A few minutes later I noticed a black custodian in the hallway and we struck up a nice conversation. After getting acquainted, I pointed at the door and joked about how somebody had stuck the MLK sticker just above King County. Now I was well aware that King County was formed out of territory within Thurston County on December 22, 1852, by the Oregon Territory legislature, and was named after Alabama resident William R. King, who had just been elected Vice President of the United States under President Franklin Pierce. Everybody knows that!

I also knew MLK was assassinated in ’68, just before I bumped my head on a car hood and slipped into a coma that same summer. Though Marty was older than I, even he wasn’t around in 1852 when King County was named.

I think I choked when the gentleman informed me that that really was King County’s logo.

“But what about William R. King?” I asked. He said a while back the county commissioner’s decided to ax Willy R and slide Marty L into Willy’s slot.

I was incredulous. Oh, well. At least liberal King County is consistent in the way they think.
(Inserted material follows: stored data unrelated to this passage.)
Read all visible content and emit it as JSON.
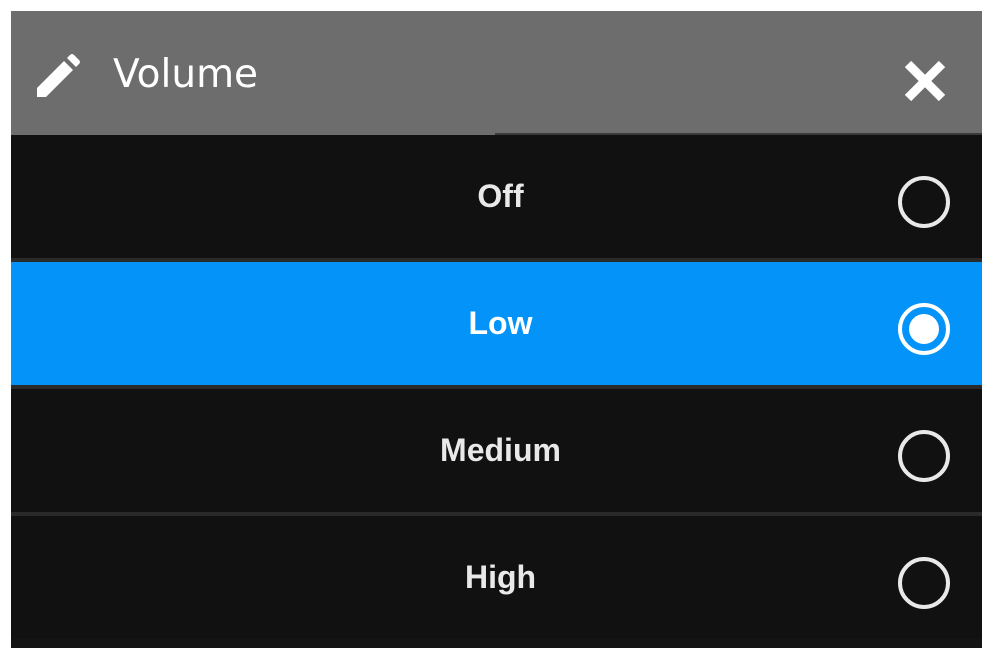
{
  "dialog": {
    "title": "Volume",
    "edit_icon": "pencil-icon",
    "close_icon": "close-icon"
  },
  "options": [
    {
      "label": "Off",
      "selected": false
    },
    {
      "label": "Low",
      "selected": true
    },
    {
      "label": "Medium",
      "selected": false
    },
    {
      "label": "High",
      "selected": false
    }
  ],
  "colors": {
    "header_bg": "#6d6d6d",
    "list_bg": "#111111",
    "selected_bg": "#0494f9",
    "text": "#e9e9e9",
    "radio": "#e9e9e9"
  }
}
I googled it and he had his facts right. The guy that stuck the picture on the door was not a joker. He was a King County commissioner.
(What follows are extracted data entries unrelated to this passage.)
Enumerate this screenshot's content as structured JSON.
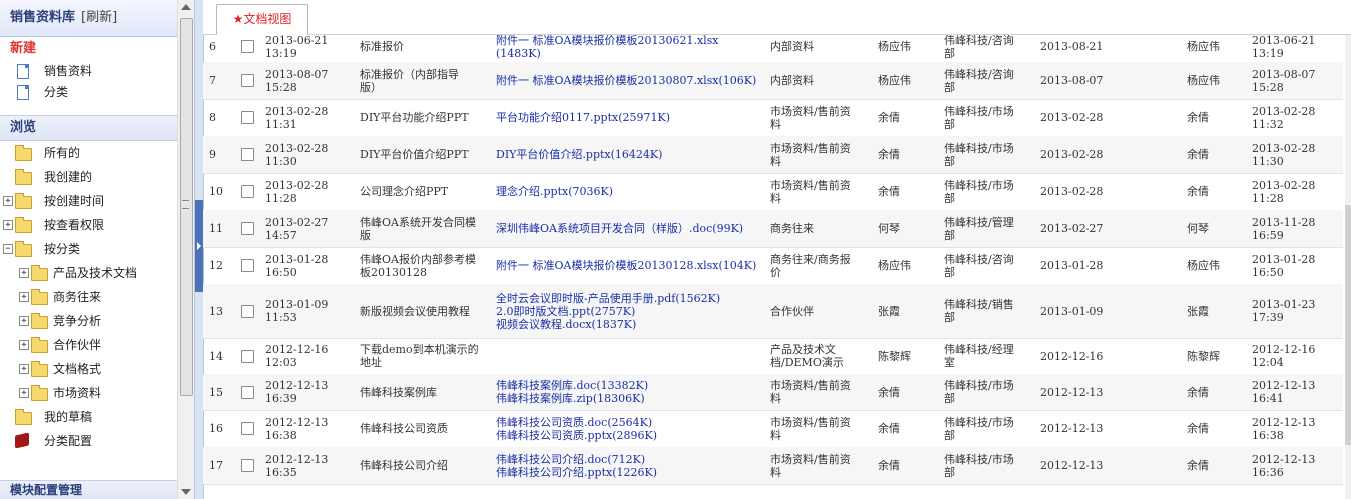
{
  "sidebar": {
    "title": "销售资料库",
    "refresh": "[刷新]",
    "new_section": "新建",
    "new_items": [
      "销售资料",
      "分类"
    ],
    "browse_section": "浏览",
    "browse_items": [
      "所有的",
      "我创建的",
      "按创建时间",
      "按查看权限",
      "按分类"
    ],
    "category_items": [
      "产品及技术文档",
      "商务往来",
      "竞争分析",
      "合作伙伴",
      "文档格式",
      "市场资料"
    ],
    "tail_items": [
      "我的草稿",
      "分类配置"
    ],
    "module_section": "模块配置管理"
  },
  "tabs": {
    "active": "★文档视图"
  },
  "rows": [
    {
      "no": "6",
      "created": [
        "2013-06-21",
        "13:19"
      ],
      "title": [
        "标准报价"
      ],
      "files": [
        "附件一 标准OA模块报价模板20130621.xlsx",
        "(1483K)"
      ],
      "category": [
        "内部资料"
      ],
      "author": "杨应伟",
      "dept": [
        "伟峰科技/咨询",
        "部"
      ],
      "date": "2013-08-21",
      "modifier": "杨应伟",
      "modified": [
        "2013-06-21",
        "13:19"
      ]
    },
    {
      "no": "7",
      "created": [
        "2013-08-07",
        "15:28"
      ],
      "title": [
        "标准报价（内部指导",
        "版）"
      ],
      "files": [
        "附件一 标准OA模块报价模板20130807.xlsx(106K)"
      ],
      "category": [
        "内部资料"
      ],
      "author": "杨应伟",
      "dept": [
        "伟峰科技/咨询",
        "部"
      ],
      "date": "2013-08-07",
      "modifier": "杨应伟",
      "modified": [
        "2013-08-07",
        "15:28"
      ]
    },
    {
      "no": "8",
      "created": [
        "2013-02-28",
        "11:31"
      ],
      "title": [
        "DIY平台功能介绍PPT"
      ],
      "files": [
        "平台功能介绍0117.pptx(25971K)"
      ],
      "category": [
        "市场资料/售前资",
        "料"
      ],
      "author": "余倩",
      "dept": [
        "伟峰科技/市场",
        "部"
      ],
      "date": "2013-02-28",
      "modifier": "余倩",
      "modified": [
        "2013-02-28",
        "11:32"
      ]
    },
    {
      "no": "9",
      "created": [
        "2013-02-28",
        "11:30"
      ],
      "title": [
        "DIY平台价值介绍PPT"
      ],
      "files": [
        "DIY平台价值介绍.pptx(16424K)"
      ],
      "category": [
        "市场资料/售前资",
        "料"
      ],
      "author": "余倩",
      "dept": [
        "伟峰科技/市场",
        "部"
      ],
      "date": "2013-02-28",
      "modifier": "余倩",
      "modified": [
        "2013-02-28",
        "11:30"
      ]
    },
    {
      "no": "10",
      "created": [
        "2013-02-28",
        "11:28"
      ],
      "title": [
        "公司理念介绍PPT"
      ],
      "files": [
        "理念介绍.pptx(7036K)"
      ],
      "category": [
        "市场资料/售前资",
        "料"
      ],
      "author": "余倩",
      "dept": [
        "伟峰科技/市场",
        "部"
      ],
      "date": "2013-02-28",
      "modifier": "余倩",
      "modified": [
        "2013-02-28",
        "11:28"
      ]
    },
    {
      "no": "11",
      "created": [
        "2013-02-27",
        "14:57"
      ],
      "title": [
        "伟峰OA系统开发合同模",
        "版"
      ],
      "files": [
        "深圳伟峰OA系统项目开发合同（样版）.doc(99K)"
      ],
      "category": [
        "商务往来"
      ],
      "author": "何琴",
      "dept": [
        "伟峰科技/管理",
        "部"
      ],
      "date": "2013-02-27",
      "modifier": "何琴",
      "modified": [
        "2013-11-28",
        "16:59"
      ]
    },
    {
      "no": "12",
      "created": [
        "2013-01-28",
        "16:50"
      ],
      "title": [
        "伟峰OA报价内部参考模",
        "板20130128"
      ],
      "files": [
        "附件一 标准OA模块报价模板20130128.xlsx(104K)"
      ],
      "category": [
        "商务往来/商务报",
        "价"
      ],
      "author": "杨应伟",
      "dept": [
        "伟峰科技/咨询",
        "部"
      ],
      "date": "2013-01-28",
      "modifier": "杨应伟",
      "modified": [
        "2013-01-28",
        "16:50"
      ]
    },
    {
      "no": "13",
      "created": [
        "2013-01-09",
        "11:53"
      ],
      "title": [
        "新版视频会议使用教程"
      ],
      "files": [
        "全时云会议即时版-产品使用手册.pdf(1562K)",
        "2.0即时版文档.ppt(2757K)",
        "视频会议教程.docx(1837K)"
      ],
      "category": [
        "合作伙伴"
      ],
      "author": "张霞",
      "dept": [
        "伟峰科技/销售",
        "部"
      ],
      "date": "2013-01-09",
      "modifier": "张霞",
      "modified": [
        "2013-01-23",
        "17:39"
      ]
    },
    {
      "no": "14",
      "created": [
        "2012-12-16",
        "12:03"
      ],
      "title": [
        "下载demo到本机演示的",
        "地址"
      ],
      "files": [],
      "category": [
        "产品及技术文",
        "档/DEMO演示"
      ],
      "author": "陈黎辉",
      "dept": [
        "伟峰科技/经理",
        "室"
      ],
      "date": "2012-12-16",
      "modifier": "陈黎辉",
      "modified": [
        "2012-12-16",
        "12:04"
      ]
    },
    {
      "no": "15",
      "created": [
        "2012-12-13",
        "16:39"
      ],
      "title": [
        "伟峰科技案例库"
      ],
      "files": [
        "伟峰科技案例库.doc(13382K)",
        "伟峰科技案例库.zip(18306K)"
      ],
      "category": [
        "市场资料/售前资",
        "料"
      ],
      "author": "余倩",
      "dept": [
        "伟峰科技/市场",
        "部"
      ],
      "date": "2012-12-13",
      "modifier": "余倩",
      "modified": [
        "2012-12-13",
        "16:41"
      ]
    },
    {
      "no": "16",
      "created": [
        "2012-12-13",
        "16:38"
      ],
      "title": [
        "伟峰科技公司资质"
      ],
      "files": [
        "伟峰科技公司资质.doc(2564K)",
        "伟峰科技公司资质.pptx(2896K)"
      ],
      "category": [
        "市场资料/售前资",
        "料"
      ],
      "author": "余倩",
      "dept": [
        "伟峰科技/市场",
        "部"
      ],
      "date": "2012-12-13",
      "modifier": "余倩",
      "modified": [
        "2012-12-13",
        "16:38"
      ]
    },
    {
      "no": "17",
      "created": [
        "2012-12-13",
        "16:35"
      ],
      "title": [
        "伟峰科技公司介绍"
      ],
      "files": [
        "伟峰科技公司介绍.doc(712K)",
        "伟峰科技公司介绍.pptx(1226K)"
      ],
      "category": [
        "市场资料/售前资",
        "料"
      ],
      "author": "余倩",
      "dept": [
        "伟峰科技/市场",
        "部"
      ],
      "date": "2012-12-13",
      "modifier": "余倩",
      "modified": [
        "2012-12-13",
        "16:36"
      ]
    }
  ]
}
So that got me to thinking. I live in Franklin County. I think our commissioners should take Benjamin Franklin’s picture off the county logo and stick Aretha Franklin’s photo on it. While they are at it, they can make one of Aretha’s tunes the official county song. How about Who’s Zoomin Who?

We’ll show King County that they aren’t the only ones who can go berserk.

So long day short, after many hours of questioning by two Homeland Security guys who were actually packing guns, the door opened. This was the same door that I had eavesdropped from periodically through the day and heard stuff like:

  • “We understand you lost your cell phone in Afghanistan. We want to know the details.” They then spent a good hour asking him what numbers were in his phone.
  • “Where did you dump your garbage?” A good 30 minutes was spent on this subject.
  • “We understand that masked men carrying automatic weapons shot at your vehicle which resulted in you going off a cliff and wrecking. The Army has sent us statements that these men were the Taliban. We find it very suspicious that you were able to escape alive. Very suspicious. Can you tell us how that happened?”

After the door opened, we were relieved to hear one of the HS guys say “Welcome to the United States.” It was kind of cool until you thought about the real situation (outlined in a prior blog post) and realized his entire journey with Homeland Security had been totally uncalled for.

We said goodbye to Talia, the attorney who flew up from LA for the second time in a week. (They hadn’t allowed her into the interrogation throughout the entire time.) She does immigration cases full time and said she had never had an experience like this one. It was a once in a lifetime experience for us. It was nice to be able to help.

We rode home from Seattle. As we helped them out of the van, everyone’s spirits were high. I guess the euphoria went to my head and after assisting the little boys out, I figured I would give their mother a little friendly hug. Didn’t happen. Wasn’t a good move.

Oh, well. Sometimes you win, sometimes you lose.